Bien que la charte de l’environnement, le traité de l’union européenne, une abondante jurisprudence communautaire et nationale aient fait des principes de prévention et de précaution des principes de valeur constitutionnelle qui en tant que tels s’imposent à toutes les autorités, force est de constater que ces principes ont bien du mal à jouer le rôle en matière de lutte contre la pollution atmosphérique.
Sans doute, un certain nombre de décisions de justice européennes et nationales sont-elles intervenues pour sanctionner la faiblesse française dans ce domaine, le non-respect constant des normes communautaires et la difficulté à mettre en œuvre de véritables décisions de réduction de la pollution. La dernière en date, celle du conseil d’État liquidant l’astreinte due par l’État du fait du non-respect des arrêts rendus enjoignant le respect des normes a-t-elle fait beaucoup parler. 20 millions d’euros qui seront répartis entre différents organismes luttant pour la protection et la qualité de l’air, ADEME, associations de surveillance de la qualité de l’air notamment. Mais, les mesures peinent à se mettre en place et la montée en puissance de la contestation des Z FE risque de conduire le gouvernement à reculer une nouvelle fois.
J’ai souvent tenté de comprendre comment une des pollutions les plus délétères pour nos concitoyens soit près de 50 000 morts par an était si peu prise en compte. Pourtant, des études de plus en plus nombreuses mettent en lumière le lien entre le degré de pollution de l’air et en particulier de particules fines avec de très nombreuses pathologies une dernière étude en date mettant en relation la pollution atmosphérique et les démences (neurologie.org/content/early/2022/10/26).

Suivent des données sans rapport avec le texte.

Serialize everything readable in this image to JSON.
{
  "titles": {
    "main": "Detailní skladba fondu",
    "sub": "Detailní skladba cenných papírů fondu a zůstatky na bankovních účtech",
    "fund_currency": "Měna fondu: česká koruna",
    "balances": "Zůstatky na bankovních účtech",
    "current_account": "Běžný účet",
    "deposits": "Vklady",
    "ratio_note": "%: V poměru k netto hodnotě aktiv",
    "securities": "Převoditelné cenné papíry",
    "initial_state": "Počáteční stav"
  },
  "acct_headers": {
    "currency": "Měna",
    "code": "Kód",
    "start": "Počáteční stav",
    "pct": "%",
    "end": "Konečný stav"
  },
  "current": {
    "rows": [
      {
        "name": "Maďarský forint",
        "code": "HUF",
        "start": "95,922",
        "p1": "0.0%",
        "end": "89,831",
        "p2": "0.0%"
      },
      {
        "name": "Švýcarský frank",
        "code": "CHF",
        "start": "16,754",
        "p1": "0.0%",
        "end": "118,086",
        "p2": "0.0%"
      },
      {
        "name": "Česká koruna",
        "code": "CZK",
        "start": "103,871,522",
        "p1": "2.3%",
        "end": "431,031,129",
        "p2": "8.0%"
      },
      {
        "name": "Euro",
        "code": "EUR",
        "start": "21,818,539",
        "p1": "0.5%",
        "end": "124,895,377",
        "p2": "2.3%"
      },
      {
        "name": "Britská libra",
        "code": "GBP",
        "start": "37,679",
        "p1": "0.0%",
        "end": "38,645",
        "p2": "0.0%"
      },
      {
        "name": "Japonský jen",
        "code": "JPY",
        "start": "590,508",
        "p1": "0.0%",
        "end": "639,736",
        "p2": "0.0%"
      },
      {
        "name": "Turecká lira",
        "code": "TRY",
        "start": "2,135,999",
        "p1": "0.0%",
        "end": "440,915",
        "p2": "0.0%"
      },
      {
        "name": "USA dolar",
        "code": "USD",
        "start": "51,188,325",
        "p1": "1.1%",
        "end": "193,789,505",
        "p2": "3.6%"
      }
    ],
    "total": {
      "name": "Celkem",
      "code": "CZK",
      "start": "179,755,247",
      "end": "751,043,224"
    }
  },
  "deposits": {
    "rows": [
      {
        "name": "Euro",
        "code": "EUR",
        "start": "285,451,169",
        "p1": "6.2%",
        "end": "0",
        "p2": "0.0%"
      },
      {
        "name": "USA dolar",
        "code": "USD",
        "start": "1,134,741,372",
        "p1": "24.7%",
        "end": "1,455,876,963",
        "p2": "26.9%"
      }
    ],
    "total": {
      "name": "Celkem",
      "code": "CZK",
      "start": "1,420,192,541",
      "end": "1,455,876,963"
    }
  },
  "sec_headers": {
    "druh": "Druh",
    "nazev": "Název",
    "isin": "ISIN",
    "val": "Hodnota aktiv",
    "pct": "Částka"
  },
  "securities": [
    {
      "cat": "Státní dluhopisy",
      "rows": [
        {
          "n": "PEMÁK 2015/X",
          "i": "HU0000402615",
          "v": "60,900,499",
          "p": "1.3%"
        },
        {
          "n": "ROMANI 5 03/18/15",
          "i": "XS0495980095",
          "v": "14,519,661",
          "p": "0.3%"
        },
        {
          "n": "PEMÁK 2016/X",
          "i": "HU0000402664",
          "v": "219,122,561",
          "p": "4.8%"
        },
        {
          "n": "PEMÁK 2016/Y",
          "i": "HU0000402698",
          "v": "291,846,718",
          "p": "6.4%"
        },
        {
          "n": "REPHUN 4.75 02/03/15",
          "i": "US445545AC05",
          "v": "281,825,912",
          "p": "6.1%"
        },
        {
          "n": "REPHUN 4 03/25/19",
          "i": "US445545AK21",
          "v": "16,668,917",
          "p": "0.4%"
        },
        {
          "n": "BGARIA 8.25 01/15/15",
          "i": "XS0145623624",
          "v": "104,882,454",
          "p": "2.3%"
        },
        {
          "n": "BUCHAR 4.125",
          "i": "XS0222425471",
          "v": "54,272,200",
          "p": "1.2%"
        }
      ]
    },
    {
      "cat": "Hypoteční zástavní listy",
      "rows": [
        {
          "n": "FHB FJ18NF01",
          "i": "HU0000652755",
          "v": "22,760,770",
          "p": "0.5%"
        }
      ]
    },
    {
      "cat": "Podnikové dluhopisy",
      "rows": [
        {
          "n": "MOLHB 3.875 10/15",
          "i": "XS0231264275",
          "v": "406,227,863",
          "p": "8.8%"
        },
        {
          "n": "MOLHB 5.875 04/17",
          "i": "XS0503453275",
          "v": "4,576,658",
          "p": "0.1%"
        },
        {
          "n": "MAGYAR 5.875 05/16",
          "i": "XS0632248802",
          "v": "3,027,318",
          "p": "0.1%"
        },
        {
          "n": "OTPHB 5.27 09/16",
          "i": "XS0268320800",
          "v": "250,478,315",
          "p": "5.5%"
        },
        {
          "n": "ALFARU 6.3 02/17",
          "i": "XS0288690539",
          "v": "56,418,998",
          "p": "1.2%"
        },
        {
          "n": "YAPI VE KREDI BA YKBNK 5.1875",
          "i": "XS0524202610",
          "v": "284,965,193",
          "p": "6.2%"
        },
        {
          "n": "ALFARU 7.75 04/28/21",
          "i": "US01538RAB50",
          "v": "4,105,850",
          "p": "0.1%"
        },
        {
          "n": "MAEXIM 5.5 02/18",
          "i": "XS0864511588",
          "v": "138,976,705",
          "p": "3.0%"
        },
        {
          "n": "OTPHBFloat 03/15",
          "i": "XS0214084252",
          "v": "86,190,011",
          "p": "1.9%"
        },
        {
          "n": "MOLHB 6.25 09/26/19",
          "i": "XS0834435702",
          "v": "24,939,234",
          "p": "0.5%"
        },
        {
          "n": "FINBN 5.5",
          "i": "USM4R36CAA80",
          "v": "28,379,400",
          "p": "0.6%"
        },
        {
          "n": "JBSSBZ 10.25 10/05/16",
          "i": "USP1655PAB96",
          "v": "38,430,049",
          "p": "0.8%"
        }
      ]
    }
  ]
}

Et le sujet n’est évidemment pas que français puisque c’est près d’un demi-million d’européens qui disparaissent chaque année du fait de cette pollution.
Pour avoir, 26 ans après avoir fait voter la loi sur l’air, constaté son inapplication pendant 20 ans et une faible application plus récemment, du fait de nouvelles dispositions venant renforcer, préciser et actualiser celles qui figuraient déjà dans la loi, je m’interroge toujours sur les raisons d’être de ce traitement. Il trouve sans doute sa source dans la remise en cause très concrète de nos choix de déplacement et de vie, d’organisation mais aussi dans les choix industriels qui ont été faits pour nous. Ainsi, l’inapplication des dispositions communautaires grâce à des dispositifs frauduleux, sanctionner par différents tribunaux correctionnels européens révèle le même travers. De même, il aura fallu attendre 2020 pour que le délit de pollution atmosphérique entre dans notre droit, indépendamment des infractions relevant de la législation des installations classées. Force est de constater que je n’étais pas parvenue à introduire des dispositions pénales dans la loi sur l’air.
Or, il ne s’agit plus aujourd’hui de précaution mais bien de prévention car les risques liés à la pollution de l’air sont parfaitement identifiés et ne se limitent pas à la pollution automobile. La présence de pesticides dans l’air bien au-delà des zones agricoles témoigne des cocktails délétères auxquels nous sommes tous exposés, entraînant une multiplication des allergies, des phénomènes asthmatiques et des bronchiolites de nos nouveau-nés.
Il est plus que temps de changer de braquet. Sans doute, la révolution énergétique qui se met en place permettra-t-elle de s’attaquer réellement au problème.